Gute Führung heißt, sich für andere Lebensrealitäten zu öffnen

Und genau da liegt aus meiner Sicht die Verantwortung einer guten Führungskraft: Stets offen zu sein für neue Perspektiven auf das Leben und die Arbeitswelt anderer. Sich soweit als möglich in sie hineinversetzen zu können, insbesondere wenn sich ihre Lebensrealitäten von der eigenen unterscheiden mögen. Den Blick zu weiten für die Herausforderungen, mit denen Menschen in anderen Lebenssituationen im Beruf konfrontiert sein können.

In meinem Team hatte ich bereits Mitarbeitende mit unterschiedlichen körperlichen Einschränkungen.
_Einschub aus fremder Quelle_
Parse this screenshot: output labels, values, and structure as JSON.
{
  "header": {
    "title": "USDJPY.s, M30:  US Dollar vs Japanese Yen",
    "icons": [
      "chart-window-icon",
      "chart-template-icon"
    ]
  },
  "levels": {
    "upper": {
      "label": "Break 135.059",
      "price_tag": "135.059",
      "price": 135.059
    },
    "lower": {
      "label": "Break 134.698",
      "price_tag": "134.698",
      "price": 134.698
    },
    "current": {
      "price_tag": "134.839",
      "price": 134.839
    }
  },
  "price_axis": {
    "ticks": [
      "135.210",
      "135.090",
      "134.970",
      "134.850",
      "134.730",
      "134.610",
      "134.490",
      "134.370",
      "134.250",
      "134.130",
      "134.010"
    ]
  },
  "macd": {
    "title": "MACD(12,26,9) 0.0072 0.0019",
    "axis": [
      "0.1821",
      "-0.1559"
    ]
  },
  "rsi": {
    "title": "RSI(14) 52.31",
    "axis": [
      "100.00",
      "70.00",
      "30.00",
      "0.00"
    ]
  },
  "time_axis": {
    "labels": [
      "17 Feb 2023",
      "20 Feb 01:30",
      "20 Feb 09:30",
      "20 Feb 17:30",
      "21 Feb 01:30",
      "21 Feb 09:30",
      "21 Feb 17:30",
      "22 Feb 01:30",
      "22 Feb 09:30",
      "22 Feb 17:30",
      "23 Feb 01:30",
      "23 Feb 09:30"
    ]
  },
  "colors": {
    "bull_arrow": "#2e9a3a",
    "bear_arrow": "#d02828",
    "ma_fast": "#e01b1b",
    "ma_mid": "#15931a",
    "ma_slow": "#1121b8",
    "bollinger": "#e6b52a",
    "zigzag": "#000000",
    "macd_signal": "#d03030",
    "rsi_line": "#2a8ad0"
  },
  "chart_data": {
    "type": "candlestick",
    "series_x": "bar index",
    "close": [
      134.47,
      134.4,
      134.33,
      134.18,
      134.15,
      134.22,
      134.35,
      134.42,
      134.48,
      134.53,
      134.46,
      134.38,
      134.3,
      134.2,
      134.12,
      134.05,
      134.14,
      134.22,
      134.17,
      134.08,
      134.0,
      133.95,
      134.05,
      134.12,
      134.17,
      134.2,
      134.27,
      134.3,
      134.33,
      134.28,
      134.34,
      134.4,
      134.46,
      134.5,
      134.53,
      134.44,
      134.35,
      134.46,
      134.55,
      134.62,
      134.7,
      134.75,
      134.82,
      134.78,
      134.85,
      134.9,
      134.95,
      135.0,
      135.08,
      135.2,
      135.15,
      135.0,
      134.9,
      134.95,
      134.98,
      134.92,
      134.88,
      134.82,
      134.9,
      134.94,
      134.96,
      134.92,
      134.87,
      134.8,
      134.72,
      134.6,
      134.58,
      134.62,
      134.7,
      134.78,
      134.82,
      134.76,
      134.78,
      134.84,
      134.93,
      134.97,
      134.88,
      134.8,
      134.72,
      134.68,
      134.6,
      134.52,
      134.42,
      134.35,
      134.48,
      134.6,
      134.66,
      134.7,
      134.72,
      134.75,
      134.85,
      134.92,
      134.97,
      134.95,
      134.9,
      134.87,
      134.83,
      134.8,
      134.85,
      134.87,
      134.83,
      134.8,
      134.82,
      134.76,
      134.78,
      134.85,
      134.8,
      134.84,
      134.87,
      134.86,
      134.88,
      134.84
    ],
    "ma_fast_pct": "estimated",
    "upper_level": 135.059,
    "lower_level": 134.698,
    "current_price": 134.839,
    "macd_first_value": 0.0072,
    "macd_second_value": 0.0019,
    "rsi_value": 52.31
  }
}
Sie nicht gleich, sondern vielmehr gleichwertig zu behandeln, ist dabei selbstverständlich. Wer Diversity, Equity and Inclusion als Führungsaufgabe auffasst, sollte mit offenem Geist und bereit für neue Erfahrungen an die Sache herangehen. Und wenn eine Runde Rollstuhltennis das Richtige ist, um einen Eindruck vom Leben anderer Menschen zu vermitteln, dann ist die Zeit gut investiert.